Catherine O'Regan, Professor of Human Rights Law and Director of the Bonavero Institute of Human Rights, Oxford. 

Abstract

Book cover of Yasser Kureshi's Seeking Supremacy

The emergence of the judiciary as an assertive and confrontational center of power has been the most consequential new feature of Pakistan's political system. This book maps out the evolution of the relationship between the judiciary and military in Pakistan, explaining why Pakistan's high courts shifted from loyal deference to the military to open competition, and confrontation, with military and civilian institutions. Yasser Kureshi demonstrates that a shift in the audiences shaping judicial preferences explains the emergence of the judiciary as an assertive power center. As the judiciary gradually embraced less deferential institutional preferences, a shift in judicial preferences took place and the judiciary sought to play a more expansive and authoritative political role.
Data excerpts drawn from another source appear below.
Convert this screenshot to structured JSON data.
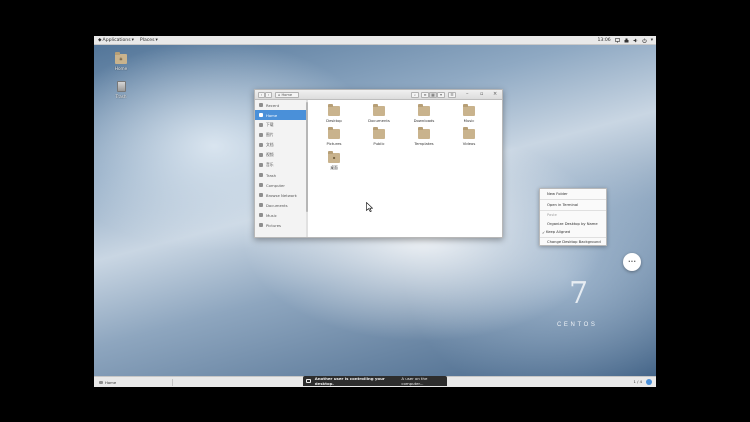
{
  "top_panel": {
    "applications_label": "Applications",
    "places_label": "Places",
    "clock": "13:06",
    "icons": [
      "display-icon",
      "network-icon",
      "volume-icon",
      "power-icon",
      "chevron-down-icon"
    ]
  },
  "desktop": {
    "icons": [
      {
        "label": "Home",
        "icon": "folder-home-icon"
      },
      {
        "label": "Trash",
        "icon": "trash-icon"
      }
    ]
  },
  "file_manager": {
    "path_label": "Home",
    "sidebar": [
      {
        "label": "Recent",
        "icon": "clock-icon",
        "active": false
      },
      {
        "label": "Home",
        "icon": "home-icon",
        "active": true
      },
      {
        "label": "下载",
        "icon": "download-icon",
        "active": false
      },
      {
        "label": "图片",
        "icon": "picture-icon",
        "active": false
      },
      {
        "label": "文档",
        "icon": "document-icon",
        "active": false
      },
      {
        "label": "视频",
        "icon": "video-icon",
        "active": false
      },
      {
        "label": "音乐",
        "icon": "music-icon",
        "active": false
      },
      {
        "label": "Trash",
        "icon": "trash-icon",
        "active": false
      },
      {
        "label": "Computer",
        "icon": "computer-icon",
        "active": false
      },
      {
        "label": "Browse Network",
        "icon": "network-icon",
        "active": false
      },
      {
        "label": "Documents",
        "icon": "folder-icon",
        "active": false
      },
      {
        "label": "Music",
        "icon": "folder-icon",
        "active": false
      },
      {
        "label": "Pictures",
        "icon": "folder-icon",
        "active": false
      }
    ],
    "files": [
      {
        "name": "Desktop"
      },
      {
        "name": "Documents"
      },
      {
        "name": "Downloads"
      },
      {
        "name": "Music"
      },
      {
        "name": "Pictures"
      },
      {
        "name": "Public"
      },
      {
        "name": "Templates"
      },
      {
        "name": "Videos"
      },
      {
        "name": "桌面"
      }
    ]
  },
  "context_menu": {
    "items": [
      {
        "label": "New Folder",
        "enabled": true
      },
      {
        "label": "Open in Terminal",
        "enabled": true
      },
      {
        "label": "Paste",
        "enabled": false
      },
      {
        "label": "Organize Desktop by Name",
        "enabled": true
      },
      {
        "label": "Keep Aligned",
        "enabled": true,
        "checked": true
      },
      {
        "label": "Change Desktop Background",
        "enabled": true
      }
    ]
  },
  "bubble_label": "...",
  "branding": {
    "logo_number": "7",
    "logo_text": "CENTOS"
  },
  "bottom_panel": {
    "task_label": "Home",
    "workspace": "1 / 4"
  },
  "notification": {
    "title": "Another user is controlling your desktop.",
    "body": "A user on the computer..."
  },
  "colors": {
    "selection": "#4a90d9",
    "panel": "#e9e9e9",
    "notice_bg": "#2d2d2d"
  }
}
Using this audience-based approach, Kureshi roots the judiciary in its political, social and institutional context, and develops a generalizable framework that can explain variation and change in judicial-military relations around the world.

Author

Yasser Kureshi is a Departmental Lecturer in South Asian Studies at the Oxford School of Global and Area Studies, and was the John and Daria Barry Postdoctoral Fellow in Constitutional Theory and Law with Trinity College at Oxford University from 2020-2022. His research lies at the intersection of comparative constitutional law and political science and concerns the military and the judiciary and their impact on constitutional configurations and democratic outcomes in authoritarian and post-authoritarian states. His other research interests include democratic backsliding, federalism and the making of legal cultures.